Intramural debating tournament continues
The Cabin Fever Debates continued its third and fourth preliminary rounds on Tuesday, Feb. 20, in the Student Union Den. More than 80 student participants and audience members were present. Most of the students haven’t previously participated in a formal debate. The two motions for the debate were, “The longevity bonus should be reinstated for Alaska’s seniors” and “Barack Obama would be the best choice for the Democratic presidential candidate.” Debate topics from the first and second round ranged from spanking children to military officers publicly criticizing their superiors. The student debaters presented their motions before a panel of judges, which included members of the UAA Debate Team. The final preliminary round will take place on Tuesday, Feb. 27, in the Student Union Den at 6 p.m. The top ranked teams will then move on to the final round on Tuesday, March 6. Members of the champion team will each receive a $1,000 award and the opportunity to compete in the U.S. Universities Debating Championships in Los Angeles from March 30 to April 1. These public debates are free and open to the public.
Seawolf Dining converts to trans-fat free oil
The UA Dining Services Department has announced it will covert its fryer oil to zero-grams trans-fat fryer oil in all of its dining locations on campus. The new fryer oil consists of non-hydrogenated corn and sunflower oil, which is becoming popular in making fried food without using trans-fat oil. This change comes in response to previous research Aramark has conducted, showing that consumers are concerned with levels of trans fat. According to a 2006 study by Aramark, 27 percent of adults feel strongly about their trans-fat intake in meals purchased away from home, which has increased in concern by 6 percent since 2005. The new fryer oil is now being used at many Aramark-managed locations across the U.S. Aramark provides food services to 500 colleges and universities, including UAA.

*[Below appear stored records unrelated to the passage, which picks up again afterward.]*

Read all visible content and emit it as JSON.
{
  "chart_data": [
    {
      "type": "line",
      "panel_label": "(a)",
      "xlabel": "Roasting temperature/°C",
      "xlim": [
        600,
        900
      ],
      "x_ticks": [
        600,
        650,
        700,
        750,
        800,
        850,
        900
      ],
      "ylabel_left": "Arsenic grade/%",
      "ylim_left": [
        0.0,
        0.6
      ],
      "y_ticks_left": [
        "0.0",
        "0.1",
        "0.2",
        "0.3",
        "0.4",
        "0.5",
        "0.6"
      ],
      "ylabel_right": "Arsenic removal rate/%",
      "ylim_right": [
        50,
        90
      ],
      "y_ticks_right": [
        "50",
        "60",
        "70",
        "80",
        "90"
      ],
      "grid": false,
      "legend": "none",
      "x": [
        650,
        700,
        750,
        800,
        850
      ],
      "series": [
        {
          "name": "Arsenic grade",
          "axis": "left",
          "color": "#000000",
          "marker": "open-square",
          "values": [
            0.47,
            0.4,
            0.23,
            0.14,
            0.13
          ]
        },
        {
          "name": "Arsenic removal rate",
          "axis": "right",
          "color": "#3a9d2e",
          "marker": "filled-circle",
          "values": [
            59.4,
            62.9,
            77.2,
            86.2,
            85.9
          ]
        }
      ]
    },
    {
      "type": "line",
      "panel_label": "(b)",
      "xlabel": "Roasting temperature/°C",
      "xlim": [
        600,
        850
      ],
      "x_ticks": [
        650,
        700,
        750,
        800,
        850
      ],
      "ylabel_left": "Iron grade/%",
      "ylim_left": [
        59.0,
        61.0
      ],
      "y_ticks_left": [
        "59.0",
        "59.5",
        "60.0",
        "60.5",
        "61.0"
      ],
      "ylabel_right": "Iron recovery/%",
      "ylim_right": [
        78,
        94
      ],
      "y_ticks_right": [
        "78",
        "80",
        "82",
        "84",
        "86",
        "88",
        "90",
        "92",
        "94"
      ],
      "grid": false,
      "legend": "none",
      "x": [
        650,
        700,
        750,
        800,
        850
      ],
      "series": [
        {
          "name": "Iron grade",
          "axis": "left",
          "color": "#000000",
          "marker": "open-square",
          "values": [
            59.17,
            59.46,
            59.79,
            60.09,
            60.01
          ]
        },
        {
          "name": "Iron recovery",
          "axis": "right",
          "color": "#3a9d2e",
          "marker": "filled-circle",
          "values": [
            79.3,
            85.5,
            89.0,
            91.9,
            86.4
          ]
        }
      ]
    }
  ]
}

Project focuses on minority pregnancies
Anthropology major Kimberly Fleming had her research project approved for funding by the Diverse Voices Project. The funding is a part of the Chancellor’s Public Square Fund. Fleming’s studies have shown that more births are occurring among women from ethnically diverse backgrounds. Fleming will provide further research among mothers of various backgrounds who reside in Anchorage, in order to have an understanding of how pregnancy and birth expectations compare with the birthing experiences and services they receive in Anchorage. Anthropology professor Kerry Feldman will serve as her mentor.